SVM Capacity Scaling
Scheduling
Initiating the Transaction
Once a user signs a transaction in their wallet, the wallet sends it to an X1 RPC server. RPC servers can be run by any validator. Upon receiving the transaction, the RPC server checks the leader schedule (determined once per epoch, about two days long) and forwards the transaction to the current leader as well as the next two leaders. The leader is responsible for producing a block for the current slot and is assigned four consecutive slots. Slots usually last around 400 milliseconds.
Once the signed transaction reaches the current leader, it validates the transaction’s signature and performs pre-processing before scheduling the transaction for execution.
Multi-Thread Parallelization
Unlike the EVM, which is a single-threaded runtime that processes only one contract at a time, the SVM is multi-threaded, allowing it to process more transactions in significantly less time. Each thread contains a queue of transactions waiting to be executed, with transactions randomly assigned to a queue.
The default scheduler implementation is multithreaded, with each thread maintaining its own transaction queue. Transactions are randomly assigned to a queue and ordered by priority fee (fee paid per compute unit requested) and time.
Notably, there is no global ordering of transactions queued for execution—only local ordering within each thread’s queue.
Block Building & Banking Stage
Most blockchain networks construct full blocks before broadcasting them, a process known as discrete block building. In contrast, X1 and Solana employ continuous block building, dynamically assembling and streaming blocks as they are created. This approach significantly reduces latency.
Each slot lasts 400 milliseconds, and each leader is assigned four consecutive slots (1.6 seconds) before the role rotates. For a block to be accepted, all transactions within it must be valid and reproducible by other nodes.
Two slots before assuming leadership, a validator halts transaction forwarding to prepare for the upcoming workload. During this time, inbound traffic spikes to over one gigabyte per second, as the entire network directs packets to the next leader.
Transaction Processing Stages
- Fetch Stage – Transactions are received via QUIC.
- SigVerify Stage – Signatures are validated, and duplicate transactions are removed.

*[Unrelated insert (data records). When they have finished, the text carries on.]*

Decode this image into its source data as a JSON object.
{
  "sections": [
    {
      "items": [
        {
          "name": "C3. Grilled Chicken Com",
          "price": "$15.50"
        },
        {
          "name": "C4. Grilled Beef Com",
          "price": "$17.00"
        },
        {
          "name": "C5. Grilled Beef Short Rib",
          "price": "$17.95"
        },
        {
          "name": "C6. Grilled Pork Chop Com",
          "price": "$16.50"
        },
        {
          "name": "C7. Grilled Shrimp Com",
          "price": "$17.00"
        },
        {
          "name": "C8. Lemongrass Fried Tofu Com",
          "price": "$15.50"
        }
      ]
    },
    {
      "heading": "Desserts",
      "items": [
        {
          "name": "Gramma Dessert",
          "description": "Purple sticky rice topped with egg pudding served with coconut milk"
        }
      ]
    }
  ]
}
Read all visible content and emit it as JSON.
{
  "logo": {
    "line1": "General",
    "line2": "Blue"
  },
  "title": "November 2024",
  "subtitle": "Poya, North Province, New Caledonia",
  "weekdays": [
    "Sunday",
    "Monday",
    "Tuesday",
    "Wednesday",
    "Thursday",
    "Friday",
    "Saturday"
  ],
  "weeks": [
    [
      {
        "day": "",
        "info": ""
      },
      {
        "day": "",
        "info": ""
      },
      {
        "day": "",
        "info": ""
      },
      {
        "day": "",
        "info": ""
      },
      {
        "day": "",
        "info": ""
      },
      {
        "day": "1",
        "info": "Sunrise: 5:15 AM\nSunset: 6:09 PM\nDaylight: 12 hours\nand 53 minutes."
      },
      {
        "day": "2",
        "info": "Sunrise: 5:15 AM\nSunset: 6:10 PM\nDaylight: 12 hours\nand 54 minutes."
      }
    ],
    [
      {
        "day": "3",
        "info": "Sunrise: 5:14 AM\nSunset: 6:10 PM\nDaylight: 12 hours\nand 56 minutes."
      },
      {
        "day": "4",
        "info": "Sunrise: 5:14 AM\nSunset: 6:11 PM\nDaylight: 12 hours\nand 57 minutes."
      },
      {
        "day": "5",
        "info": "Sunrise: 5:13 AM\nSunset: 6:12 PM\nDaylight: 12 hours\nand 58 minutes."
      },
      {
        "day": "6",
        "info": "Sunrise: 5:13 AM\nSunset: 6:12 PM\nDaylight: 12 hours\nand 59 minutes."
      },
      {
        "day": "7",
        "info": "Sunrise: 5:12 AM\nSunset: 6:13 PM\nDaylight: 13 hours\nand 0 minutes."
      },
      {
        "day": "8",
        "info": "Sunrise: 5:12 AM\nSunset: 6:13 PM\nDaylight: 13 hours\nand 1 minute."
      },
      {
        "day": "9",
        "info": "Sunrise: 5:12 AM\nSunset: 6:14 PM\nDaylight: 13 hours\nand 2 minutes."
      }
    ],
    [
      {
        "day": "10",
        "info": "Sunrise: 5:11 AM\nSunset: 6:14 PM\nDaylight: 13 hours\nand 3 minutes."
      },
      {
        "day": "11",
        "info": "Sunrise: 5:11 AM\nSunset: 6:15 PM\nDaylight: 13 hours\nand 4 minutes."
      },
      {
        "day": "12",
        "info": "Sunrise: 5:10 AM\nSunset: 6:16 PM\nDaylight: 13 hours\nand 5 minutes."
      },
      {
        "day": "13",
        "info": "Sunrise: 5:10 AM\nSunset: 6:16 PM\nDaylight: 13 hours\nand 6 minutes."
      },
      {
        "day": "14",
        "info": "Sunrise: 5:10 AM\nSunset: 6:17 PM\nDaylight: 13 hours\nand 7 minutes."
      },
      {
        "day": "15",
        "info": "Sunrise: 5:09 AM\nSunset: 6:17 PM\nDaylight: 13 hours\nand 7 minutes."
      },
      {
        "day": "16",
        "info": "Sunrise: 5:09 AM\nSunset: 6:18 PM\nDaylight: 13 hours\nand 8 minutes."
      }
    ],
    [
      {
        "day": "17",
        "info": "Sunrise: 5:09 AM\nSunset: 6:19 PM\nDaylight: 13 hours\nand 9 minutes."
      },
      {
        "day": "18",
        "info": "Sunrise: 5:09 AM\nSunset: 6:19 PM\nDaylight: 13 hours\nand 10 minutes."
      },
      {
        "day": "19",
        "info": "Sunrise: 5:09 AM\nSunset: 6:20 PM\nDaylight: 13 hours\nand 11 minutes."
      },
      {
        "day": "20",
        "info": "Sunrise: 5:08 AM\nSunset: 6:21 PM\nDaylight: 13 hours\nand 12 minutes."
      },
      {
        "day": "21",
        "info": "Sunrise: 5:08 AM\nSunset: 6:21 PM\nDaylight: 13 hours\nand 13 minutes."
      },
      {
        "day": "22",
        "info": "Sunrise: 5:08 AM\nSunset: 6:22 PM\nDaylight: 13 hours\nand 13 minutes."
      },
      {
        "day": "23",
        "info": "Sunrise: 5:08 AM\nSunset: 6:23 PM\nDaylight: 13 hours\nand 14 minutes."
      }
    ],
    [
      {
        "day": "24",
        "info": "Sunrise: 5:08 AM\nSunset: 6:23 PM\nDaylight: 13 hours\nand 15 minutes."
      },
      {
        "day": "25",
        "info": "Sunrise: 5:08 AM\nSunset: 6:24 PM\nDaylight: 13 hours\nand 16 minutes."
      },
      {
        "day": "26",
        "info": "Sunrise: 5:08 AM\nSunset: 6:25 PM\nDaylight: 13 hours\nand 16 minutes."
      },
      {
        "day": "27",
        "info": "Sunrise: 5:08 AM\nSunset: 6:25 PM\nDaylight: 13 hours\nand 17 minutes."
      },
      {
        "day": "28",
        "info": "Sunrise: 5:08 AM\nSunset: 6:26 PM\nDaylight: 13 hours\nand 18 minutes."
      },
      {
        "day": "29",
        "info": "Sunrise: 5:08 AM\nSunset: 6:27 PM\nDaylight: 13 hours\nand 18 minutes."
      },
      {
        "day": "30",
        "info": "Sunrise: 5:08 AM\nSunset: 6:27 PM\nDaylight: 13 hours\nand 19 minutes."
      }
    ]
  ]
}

- Banking Stage – Transactions are processed in parallel and grouped into ledger entries (batches of 64 non-conflicting transactions).
Parallel transaction processing is possible because each transaction explicitly lists all accounts it will read and write to. This design choice shifts complexity onto developers but enables the validator to avoid race conditions by only selecting non-conflicting transactions for execution in each entry.
In the diagram above:
- Thread 1 locks
[a, b, c]
and[d]
but fails to lock[c, j]
and[f, g]
. - Thread 2 locks
[w]
and[x, y, z]
but fails to lock[c]
and[v]
.
Non-conflicting transactions run in parallel, improving efficiency, while conflicting transactions must be executed sequentially.
The system uses six threads for transaction processing:
- Four threads handle normal transactions
- Two threads handle vote transactions, which are essential to X1 and Solana’s consensus mechanisms
Once transactions are executed, their changes are finalized and stored in the blockchain state.
Current Limitations in SVM Architecture
Solana’s high throughput is largely due to its parallel processing architecture. However, a major limitation is the fixed number of banking threads used for transaction execution.
Key Issues:
- Underutilization of Multi-Core Processors – Modern processors often have 16, 32, or more cores, but Solana limits banking threads to just four, wasting computational resources.
- Execution Bottlenecks – This artificial cap restricts transaction processing, leading to higher latency and lower throughput during peak network activity.
- Limited Parallelism – The effectiveness of Solana’s parallel processing is reduced due to this limitation, preventing full optimization.
X1 Blockchain’s Solution: Dynamic Thread Scaling
To address these inefficiencies, X1 Blockchain introduces dynamic thread scaling, which allows the number of banking threads to scale based on the CPU core count of the node.
Key Improvements:
✔ Adaptive Thread Allocation – Banking threads are dynamically assigned based on available CPU cores. For example, a 32-core processor can have up to 32 banking threads, maximizing efficiency.
✔ Increased Parallelism – More threads allow for greater transaction throughput, minimizing bottlenecks.
✔ Higher Throughput – More transactions can be processed concurrently, reducing confirmation times, especially during peak network usage.
✔ Future-Proof Scalability – As hardware advances, X1’s execution scheduler will automatically scale, ensuring long-term performance and efficiency.
By eliminating artificial constraints on banking threads, X1 Blockchain ensures that modern hardware is fully utilized, making the network faster, more efficient, and scalable for future growth.